I’ve heard a lot of people say that the reason you should forgive someone who has hurt you is so you won’t be weighed down by holding a grudge. It doesn’t matter if the other person is sorry or if he is even aware that he has something to be sorry for. It’s not about the other person; it’s about your finding freedom from the pain.
And that might be true. But what if forgiveness is about something bigger than that?
A lot of times the person who has been hurt thinks that forgiveness is theirs to give. We act like we have grace and mercy stored up within us, and, when we deem someone worthy, we can offer them forgiveness out of the goodness of our hearts.
That sounds noble. But it’s not. It’s a self-centered lie that cheapens the act of forgiveness.
The truth is we are no better than the person who hurt us. We are all guilty of hurting others from time to time. The other truth is grace and mercy are never ours to give. We can’t produce them. They are unnatural. We can force ourselves to play nice, but we know, in the depths of our hearts, we still despise them for what they did.
Jesus is the source of all mercy and grace (Jhn 1:17) . And when we experience His forgiveness personally, it inspires us to show the same grace to others (as opposed to giving a counterfeit version of man made grace, complete with strings attached) .
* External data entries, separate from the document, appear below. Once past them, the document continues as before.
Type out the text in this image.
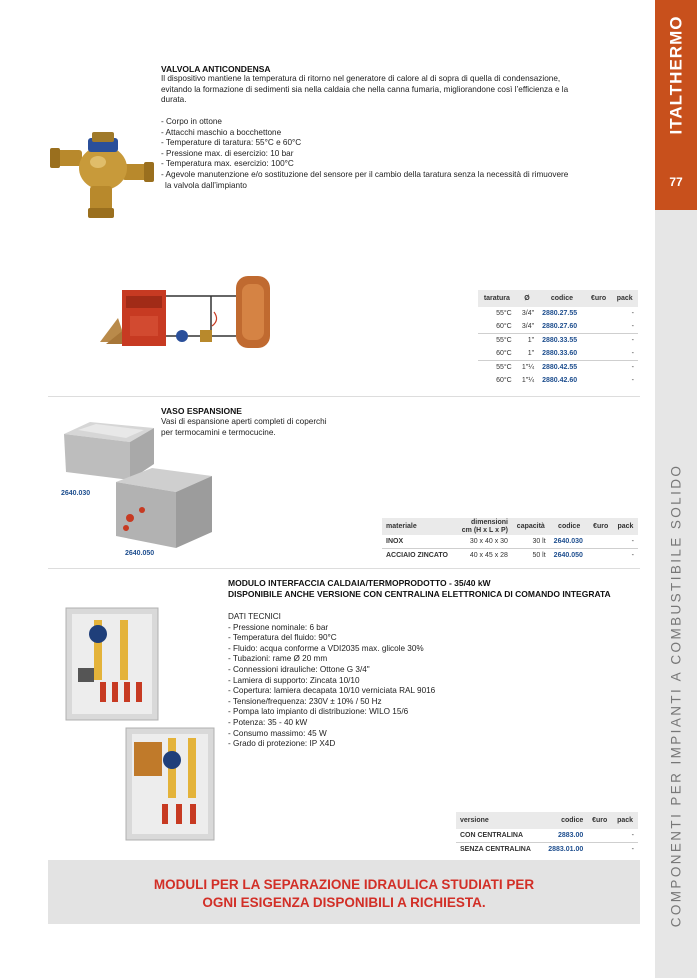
ITALTHERMO
77
COMPONENTI PER IMPIANTI A COMBUSTIBILE SOLIDO
VALVOLA ANTICONDENSA
Il dispositivo mantiene la temperatura di ritorno nel generatore di calore al di sopra di quella di condensazione,
evitando la formazione di sedimenti sia nella caldaia che nella canna fumaria, migliorandone così l’efficienza e la
durata.
- Corpo in ottone
- Attacchi maschio a bocchettone
- Temperature di taratura: 55°C e 60°C
- Pressione max. di esercizio: 10 bar
- Temperatura max. esercizio: 100°C
- Agevole manutenzione e/o sostituzione del sensore per il cambio della taratura senza la necessità di rimuovere
la valvola dall’impianto
taratura	Ø	codice	€uro	pack
55°C	3/4"	2880.27.55		-
60°C	3/4"	2880.27.60		-
55°C	1"	2880.33.55		-
60°C	1"	2880.33.60		-
55°C	1"¼	2880.42.55		-
60°C	1"¼	2880.42.60		-
2640.030
2640.050
VASO ESPANSIONE
Vasi di espansione aperti completi di coperchi
per termocamini e termocucine.
materiale	dimensioni
cm (H x L x P)	capacità	codice	€uro	pack
INOX	30 x 40 x 30	30 lt	2640.030		-
ACCIAIO ZINCATO	40 x 45 x 28	50 lt	2640.050		-
MODULO INTERFACCIA CALDAIA/TERMOPRODOTTO - 35/40 kW
DISPONIBILE ANCHE VERSIONE CON CENTRALINA ELETTRONICA DI COMANDO INTEGRATA
DATI TECNICI
- Pressione nominale: 6 bar
- Temperatura del fluido: 90°C
- Fluido: acqua conforme a VDI2035 max. glicole 30%
- Tubazioni: rame Ø 20 mm
- Connessioni idrauliche: Ottone G 3/4"
- Lamiera di supporto: Zincata 10/10
- Copertura: lamiera decapata 10/10 verniciata RAL 9016
- Tensione/frequenza: 230V ± 10% / 50 Hz
- Pompa lato impianto di distribuzione: WILO 15/6
- Potenza: 35 - 40 kW
- Consumo massimo: 45 W
- Grado di protezione: IP X4D
versione	codice	€uro	pack
CON CENTRALINA	2883.00		-
SENZA CENTRALINA	2883.01.00		-
MODULI PER LA SEPARAZIONE IDRAULICA STUDIATI PER
OGNI ESIGENZA DISPONIBILI A RICHIESTA.
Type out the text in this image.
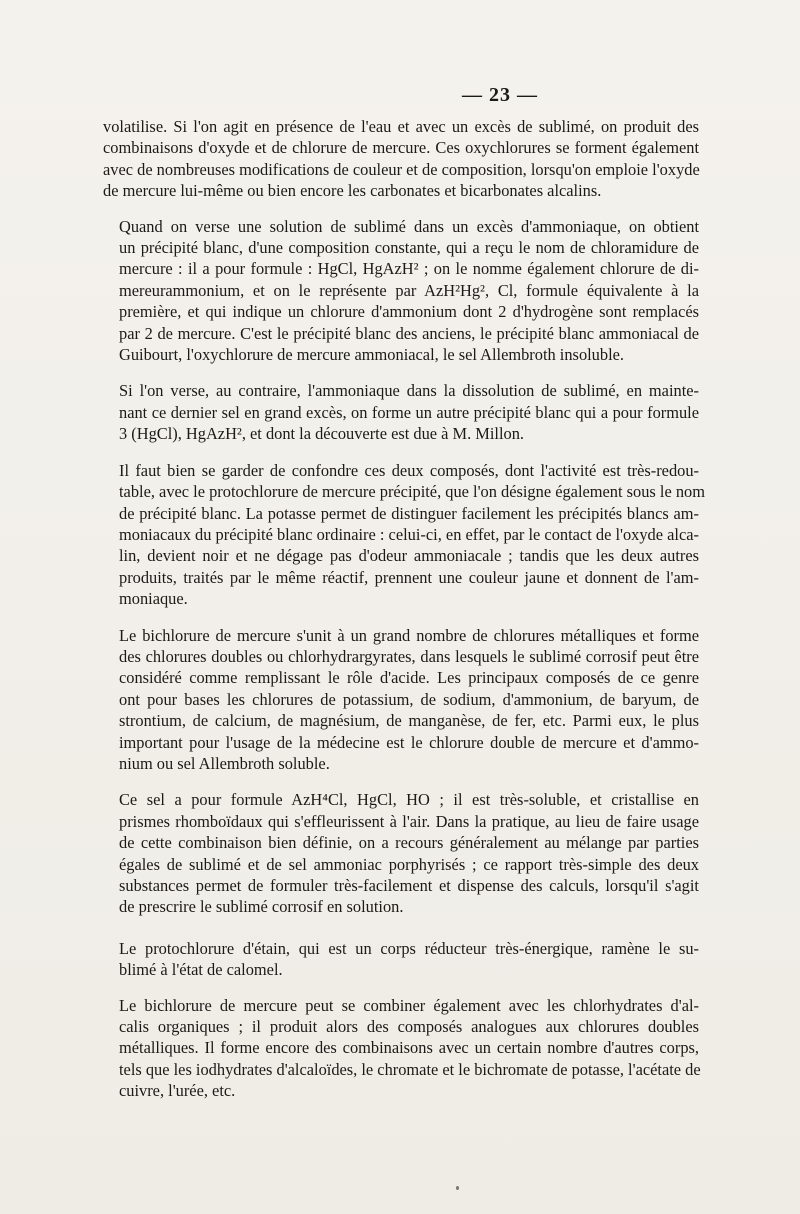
— 23 —
volatilise. Si l'on agit en présence de l'eau et avec un excès de sublimé, on produit des
combinaisons d'oxyde et de chlorure de mercure. Ces oxychlorures se forment également
avec de nombreuses modifications de couleur et de composition, lorsqu'on emploie l'oxyde
de mercure lui-même ou bien encore les carbonates et bicarbonates alcalins.
Quand on verse une solution de sublimé dans un excès d'ammoniaque, on obtient
un précipité blanc, d'une composition constante, qui a reçu le nom de chloramidure de
mercure : il a pour formule : HgCl, HgAzH² ; on le nomme également chlorure de di-
mereurammonium, et on le représente par AzH²Hg², Cl, formule équivalente à la
première, et qui indique un chlorure d'ammonium dont 2 d'hydrogène sont remplacés
par 2 de mercure. C'est le précipité blanc des anciens, le précipité blanc ammoniacal de
Guibourt, l'oxychlorure de mercure ammoniacal, le sel Allembroth insoluble.
Si l'on verse, au contraire, l'ammoniaque dans la dissolution de sublimé, en mainte-
nant ce dernier sel en grand excès, on forme un autre précipité blanc qui a pour formule
3 (HgCl), HgAzH², et dont la découverte est due à M. Millon.
Il faut bien se garder de confondre ces deux composés, dont l'activité est très-redou-
table, avec le protochlorure de mercure précipité, que l'on désigne également sous le nom
de précipité blanc. La potasse permet de distinguer facilement les précipités blancs am-
moniacaux du précipité blanc ordinaire : celui-ci, en effet, par le contact de l'oxyde alca-
lin, devient noir et ne dégage pas d'odeur ammoniacale ; tandis que les deux autres
produits, traités par le même réactif, prennent une couleur jaune et donnent de l'am-
moniaque.
Le bichlorure de mercure s'unit à un grand nombre de chlorures métalliques et forme
des chlorures doubles ou chlorhydrargyrates, dans lesquels le sublimé corrosif peut être
considéré comme remplissant le rôle d'acide. Les principaux composés de ce genre
ont pour bases les chlorures de potassium, de sodium, d'ammonium, de baryum, de
strontium, de calcium, de magnésium, de manganèse, de fer, etc. Parmi eux, le plus
important pour l'usage de la médecine est le chlorure double de mercure et d'ammo-
nium ou sel Allembroth soluble.
Ce sel a pour formule AzH⁴Cl, HgCl, HO ; il est très-soluble, et cristallise en
prismes rhomboïdaux qui s'effleurissent à l'air. Dans la pratique, au lieu de faire usage
de cette combinaison bien définie, on a recours généralement au mélange par parties
égales de sublimé et de sel ammoniac porphyrisés ; ce rapport très-simple des deux
substances permet de formuler très-facilement et dispense des calculs, lorsqu'il s'agit
de prescrire le sublimé corrosif en solution.
Le protochlorure d'étain, qui est un corps réducteur très-énergique, ramène le su-
blimé à l'état de calomel.
Le bichlorure de mercure peut se combiner également avec les chlorhydrates d'al-
calis organiques ; il produit alors des composés analogues aux chlorures doubles
métalliques. Il forme encore des combinaisons avec un certain nombre d'autres corps,
tels que les iodhydrates d'alcaloïdes, le chromate et le bichromate de potasse, l'acétate de
cuivre, l'urée, etc.
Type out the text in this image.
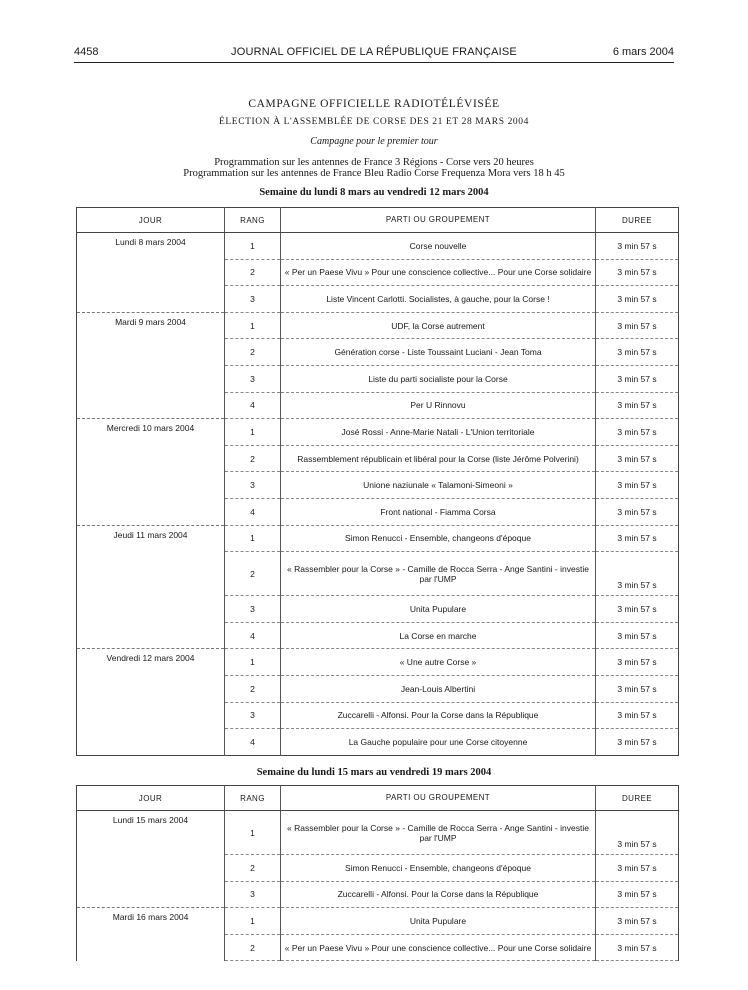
4458	JOURNAL OFFICIEL DE LA RÉPUBLIQUE FRANÇAISE	6 mars 2004
CAMPAGNE OFFICIELLE RADIOTÉLÉVISÉE
ÉLECTION À L'ASSEMBLÉE DE CORSE DES 21 ET 28 MARS 2004
Campagne pour le premier tour
Programmation sur les antennes de France 3 Régions - Corse vers 20 heures
Programmation sur les antennes de France Bleu Radio Corse Frequenza Mora vers 18 h 45
Semaine du lundi 8 mars au vendredi 12 mars 2004
JOUR	RANG	PARTI OU GROUPEMENT	DUREE
Lundi 8 mars 2004	1	Corse nouvelle	3 min 57 s
	2	« Per un Paese Vivu » Pour une conscience collective... Pour une Corse solidaire	3 min 57 s
	3	Liste Vincent Carlotti. Socialistes, à gauche, pour la Corse !	3 min 57 s
Mardi 9 mars 2004	1	UDF, la Corse autrement	3 min 57 s
	2	Génération corse - Liste Toussaint Luciani - Jean Toma	3 min 57 s
	3	Liste du parti socialiste pour la Corse	3 min 57 s
	4	Per U Rinnovu	3 min 57 s
Mercredi 10 mars 2004	1	José Rossi - Anne-Marie Natali - L'Union territoriale	3 min 57 s
	2	Rassemblement républicain et libéral pour la Corse (liste Jérôme Polverini)	3 min 57 s
	3	Unione naziunale « Talamoni-Simeoni »	3 min 57 s
	4	Front national - Fiamma Corsa	3 min 57 s
Jeudi 11 mars 2004	1	Simon Renucci - Ensemble, changeons d'époque	3 min 57 s
	2	« Rassembler pour la Corse » - Camille de Rocca Serra - Ange Santini - investie par l'UMP	3 min 57 s
	3	Unita Pupulare	3 min 57 s
	4	La Corse en marche	3 min 57 s
Vendredi 12 mars 2004	1	« Une autre Corse »	3 min 57 s
	2	Jean-Louis Albertini	3 min 57 s
	3	Zuccarelli - Alfonsi. Pour la Corse dans la République	3 min 57 s
	4	La Gauche populaire pour une Corse citoyenne	3 min 57 s
Semaine du lundi 15 mars au vendredi 19 mars 2004
JOUR	RANG	PARTI OU GROUPEMENT	DUREE
Lundi 15 mars 2004	1	« Rassembler pour la Corse » - Camille de Rocca Serra - Ange Santini - investie par l'UMP	3 min 57 s
	2	Simon Renucci - Ensemble, changeons d'époque	3 min 57 s
	3	Zuccarelli - Alfonsi. Pour la Corse dans la République	3 min 57 s
Mardi 16 mars 2004	1	Unita Pupulare	3 min 57 s
	2	« Per un Paese Vivu » Pour une conscience collective... Pour une Corse solidaire	3 min 57 s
When others hurt us, we should think, “Let me show you the Lord’s grace in our situation because His grace is so fantastic I can’t contain myself! I want everyone to experience it!” We share the grace and mercy we have been the recipients of because we are keenly aware of just how much we ourselves have been forgiven.
We are grace peddlers, if you will, giving out free samples of grace and mercy when others offend us. Hopefully, they will find the samples so delicious that all they can think about is getting more. They’ll realize they’ve never experienced anything so delightful, and they’ll begin to crave grace and mercy in larger quantities.
They’ll have to go to the Maker; we peddlers only carry around a limited supply. And that is the bigger point of forgiveness. When we are willing to forgive, sharing a taste of Christ’s mercy and grace with others, the experience draws them (and us) to the Father.